今回も脆弱性を適切に修正する「パッチマネジメント」を解説する。パッチマネジメントは有事に重要だが、平時は地味な作業の積み重ねで、管理者から作業者までのセキュリティ意識が管理品質に直結する。何をどう管理するかを合意し、確認体制を整えて形骸化を防ごう。

前回に続き、企業や団体がパッチファイルを適切な頻度や手順で修正するために実施する「パッチマネジメント」を解説します。前回はパッチマネジメントを実施する上での基本的な概念やポイントを紹介しました。今回はパッチマネジメントを安定運用するための課題と解決策を解説します。

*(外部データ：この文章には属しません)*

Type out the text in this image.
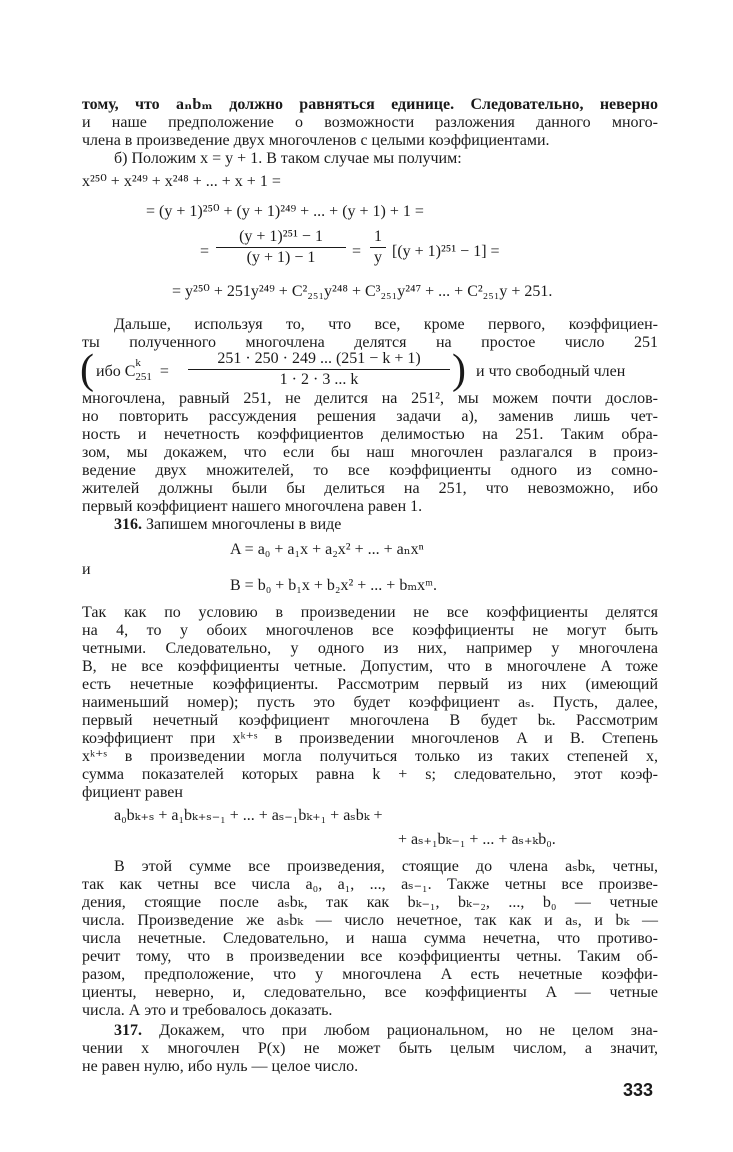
тому, что aₙbₘ должно равняться единице. Следовательно, неверно
и наше предположение о возможности разложения данного много-
члена в произведение двух многочленов с целыми коэффициентами.
б) Положим x = y + 1. В таком случае мы получим:
x²⁵⁰ + x²⁴⁹ + x²⁴⁸ + ... + x + 1 =
= (y + 1)²⁵⁰ + (y + 1)²⁴⁹ + ... + (y + 1) + 1 =
= $\frac{\text{(y + 1)²⁵¹ − 1}}{(y + 1) - 1} = \frac{1}{y} [(y + 1)^{251} - 1]$ =
= y²⁵⁰ + 251y²⁴⁹ + C²₂₅₁y²⁴⁸ + C³₂₅₁y²⁴⁷ + ... + C²₂₅₁y + 251.
Дальше, используя то, что все, кроме первого, коэффициен-
ты полученного многочлена делятся на простое число 251
( ибо C k
$_{251} = \frac{251 \cdot 250 \cdot 249 ... (251 - k + 1)}{1 \cdot 2 \cdot 3 ... k}$ ) и что свободный член
многочлена, равный 251, не делится на 251², мы можем почти дослов-
но повторить рассуждения решения задачи а), заменив лишь чет-
ность и нечетность коэффициентов делимостью на 251. Таким обра-
зом, мы докажем, что если бы наш многочлен разлагался в произ-
ведение двух множителей, то все коэффициенты одного из сомно-
жителей должны были бы делиться на 251, что невозможно, ибо
первый коэффициент нашего многочлена равен 1.
316. Запишем многочлены в виде
A = a₀ + a₁x + a₂x² + ... + aₙxⁿ
и
B = b₀ + b₁x + b₂x² + ... + bₘxᵐ.
Так как по условию в произведении не все коэффициенты делятся
на 4, то у обоих многочленов все коэффициенты не могут быть
четными. Следовательно, у одного из них, например у многочлена
B, не все коэффициенты четные. Допустим, что в многочлене A тоже
есть нечетные коэффициенты. Рассмотрим первый из них (имеющий
наименьший номер); пусть это будет коэффициент aₛ. Пусть, далее,
первый нечетный коэффициент многочлена B будет bₖ. Рассмотрим
коэффициент при xᵏ⁺ˢ в произведении многочленов A и B. Степень
xᵏ⁺ˢ в произведении могла получиться только из таких степеней x,
сумма показателей которых равна k + s; следовательно, этот коэф-
фициент равен
a₀bₖ₊ₛ + a₁bₖ₊ₛ₋₁ + ... + aₛ₋₁bₖ₊₁ + aₛbₖ +
+ aₛ₊₁bₖ₋₁ + ... + aₛ₊ₖb₀.
В этой сумме все произведения, стоящие до члена aₛbₖ, четны,
так как четны все числа a₀, a₁, ..., aₛ₋₁. Также четны все произве-
дения, стоящие после aₛbₖ, так как bₖ₋₁, bₖ₋₂, ..., b₀ — четные
числа. Произведение же aₛbₖ — число нечетное, так как и aₛ, и bₖ —
числа нечетные. Следовательно, и наша сумма нечетна, что противо-
речит тому, что в произведении все коэффициенты четны. Таким об-
разом, предположение, что у многочлена A есть нечетные коэффи-
циенты, неверно, и, следовательно, все коэффициенты A — четные
числа. А это и требовалось доказать.
317. Докажем, что при любом рациональном, но не целом зна-
чении x многочлен P(x) не может быть целым числом, а значит,
не равен нулю, ибо нуль — целое число.
333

 筆者は経験上、多くの組織に共通する課題が四つあると見ています。「組織が保有・運用するインフラの全数把握と整理が難しい」「対象機器の性質や特性によって、求められる対応基準やルールが異なる」「開発現場によって関係者や管理方法が異なる」「運用が形骸化しやすい」――というものです。以下でそれぞれ説明します。

第一歩である「現状把握」が難しい

 パッチマネジメント実施の第一歩は、組織が運用するシステムの全数を把握・整理することです。しかし実際は難しい、というのが最初の課題です。

 脆弱性が判明した際に、影響を受ける製品はどのシステムにいくつあるのかが分からなければ、脆弱性対応はできません。どの部署で何の機器を何台保有しているのかをまとめた、「IT資産情報台帳」といった保有機器の一覧表が欠かせません。しかし、一覧表の仕様が組織で統一されていなかったり収集手順がルール化されていなかったりするのが普通です。

 システム全数の把握と整理は、セキュリティの「見えないリスク」を無くす目的もあります。どこかに管理できていない製品があると、組織のセキュリティレベルは下がります。管理されていない機器を持っている部署は、ポリシー違反をしている可能性もあり、セキュリティ意識が低いかもしれません。「パッチマネジメントというセキュリティは組織全体で取り組む必要がある」という意識改革も共に進めていく必要があるでしょう。

 次に問題となりやすいのが「対象機器の性質や特性によって、求められる対応基準やルールが異なる」ことです。分かりやすい例では、PCのパッチマネジメントとサーバーのそれとは全く異なります。PCは多少の故障や不具合が発生してもすぐに交換可能で、リカバリーも比較的簡単です。